Et le récit de s’engouffrer dans cette torpeur estivale, escale italienne d’une famille polyglotte où l’on parle anglais, français et italien, en devisant sur des traductions allemandes de la littérature française du XVIè siècle : la demeure de vacances est une sorte de thébaïde dont les élus savourent sans ostentation le plaisir de la compagnie des autres.
Au raffinement intellectuel s’ajoute le plaisir des sens qu’offrira cette Italie rêvée : le soleil, les plans d’eau, les vergers généreux et les terrasses sous l’implacable chaleur complètent ainsi le tableau d’une parenthèse enchantée.


Le récit prend totalement en charge cette rythmique en demi-ton de l’oisiveté : sieste, loisirs, frontières brouillées entre le jour et la nuit désaxent assez longuement le découpage traditionnel de la narration, et permettent aux personnages, dans cette expérience de liberté totale, de baisser la garde. Les corps des statues antiques qu’on commente et qu’on retire de l’eau sont l’occasion de dissertations savantes, qui, on le sait, ne sont que le prélude à la vérité de la chair. S’il prend à bras le corps tous les clichés du cadre estival, Call me by your name en déjoue un grand nombre lorsqu’il s’agit de construire la progression de la passion amoureuse. Le duo expérimente, joue, pressent, s’éloigne et provoque, va voir ailleurs avant de se rendre à l’évidence ; la différence d’âge entre Elio et Oliver est elle aussi abordée avec tact : elle pouvait devenir le support d’une dramatique très attendue, alors qu’il s’agit surtout ici de trouver des points communs à des maladresses ou des fusions. Face au véritable amour, semble affirmer Guadagino, les êtres sont égaux en fragilité.

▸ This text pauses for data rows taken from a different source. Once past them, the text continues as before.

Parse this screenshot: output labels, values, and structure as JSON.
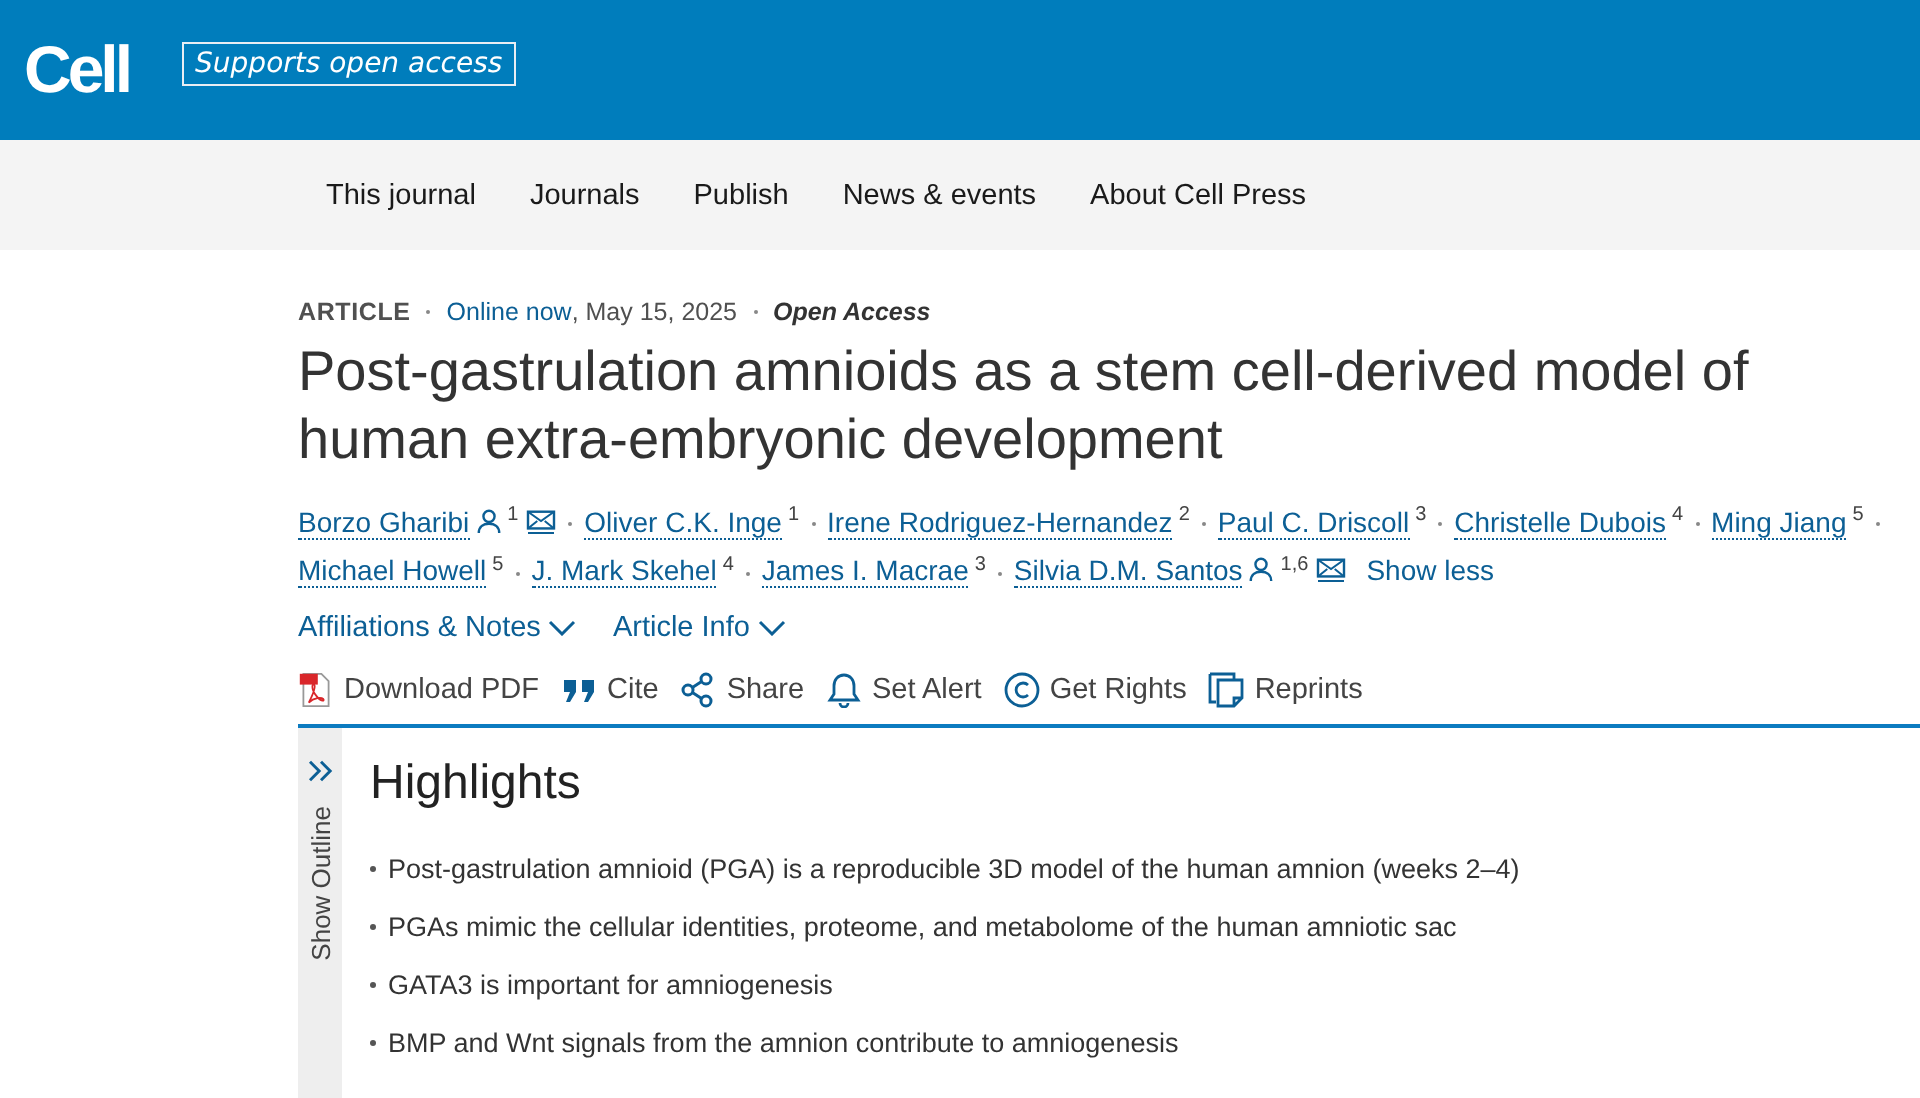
{
  "header": {
    "logo": "Cell",
    "tagline": "Supports open access"
  },
  "nav": [
    "This journal",
    "Journals",
    "Publish",
    "News & events",
    "About Cell Press"
  ],
  "meta": {
    "type": "ARTICLE",
    "status": "Online now",
    "date": ", May 15, 2025",
    "access": "Open Access"
  },
  "title": "Post-gastrulation amnioids as a stem cell-derived model of human extra-embryonic development",
  "authors": [
    {
      "name": "Borzo Gharibi",
      "corresponding": true,
      "affil": "1",
      "email": true
    },
    {
      "name": "Oliver C.K. Inge",
      "corresponding": false,
      "affil": "1",
      "email": false
    },
    {
      "name": "Irene Rodriguez-Hernandez",
      "corresponding": false,
      "affil": "2",
      "email": false
    },
    {
      "name": "Paul C. Driscoll",
      "corresponding": false,
      "affil": "3",
      "email": false
    },
    {
      "name": "Christelle Dubois",
      "corresponding": false,
      "affil": "4",
      "email": false
    },
    {
      "name": "Ming Jiang",
      "corresponding": false,
      "affil": "5",
      "email": false
    },
    {
      "name": "Michael Howell",
      "corresponding": false,
      "affil": "5",
      "email": false
    },
    {
      "name": "J. Mark Skehel",
      "corresponding": false,
      "affil": "4",
      "email": false
    },
    {
      "name": "James I. Macrae",
      "corresponding": false,
      "affil": "3",
      "email": false
    },
    {
      "name": "Silvia D.M. Santos",
      "corresponding": true,
      "affil": "1,6",
      "email": true
    }
  ],
  "show_less": "Show less",
  "dropdowns": [
    "Affiliations & Notes",
    "Article Info"
  ],
  "actions": [
    {
      "kind": "pdf",
      "label": "Download PDF"
    },
    {
      "kind": "cite",
      "label": "Cite"
    },
    {
      "kind": "share",
      "label": "Share"
    },
    {
      "kind": "alert",
      "label": "Set Alert"
    },
    {
      "kind": "rights",
      "label": "Get Rights"
    },
    {
      "kind": "reprints",
      "label": "Reprints"
    }
  ],
  "outline": {
    "label": "Show Outline"
  },
  "highlights": {
    "heading": "Highlights",
    "items": [
      "Post-gastrulation amnioid (PGA) is a reproducible 3D model of the human amnion (weeks 2–4)",
      "PGAs mimic the cellular identities, proteome, and metabolome of the human amniotic sac",
      "GATA3 is important for amniogenesis",
      "BMP and Wnt signals from the amnion contribute to amniogenesis"
    ]
  }
}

La longueur du film, errant par moments dans une stagnation presque hypnotique (on pense au travail de Hers dans Ce sentiment de l’été) établit un présent permanent, apte à faire s’épanouir des émotions décrochées de la fuite du temps : l’antiquité des archéologues se voit ainsi doublée de l’universalité du sentiment, et trompe un temps la jeunesse qui fera l’expérience sensuelle d’une forme d’immortalité fusionnelle.


Le secret du film se loge probablement ici : par l’abolition de toutes les barrières traditionnelles que pouvait nous servir un mélo en bonne et due forme, on accède à une vérité bien plus intense. L’homosexualité et la différence d’âge, ressorts dramatiques évidents, sont balayés à la faveur de circonstances qui privilégient l’affirmation d’une évidence. C’est en cela que le rôle des parents, témoins consentants, voire complices, structure tout le récit. Parce que cette vérité ne peut s’embarrasser de la sourdine du secret, elle devient cure de jouvence pour ceux qui vivent dans sa périphérie.


Le temps, bien entendu, reprendra ses droits. Mais l’échange entre Elio et son père, véritable sommet du film, lui permettra de vivre en dépit de lui. Dans les vérités profondes – et bouleversantes – que lui révèle son père fusionnent l’Histoire, la littérature et la modeste humanité : si le temps mange la vie, c’est surtout parce que nous hâtons sa marche en taisant la douleur qu’a pu générer en nous le rapport à la seule vérité, celle du sentiment amoureux. S’accomplir, c’est laisser cette part incontrôlée de nous prendre sa juste place.

Call me by your name n’est rien d’autre que la mise en image de cette assertion.


(7.5/10)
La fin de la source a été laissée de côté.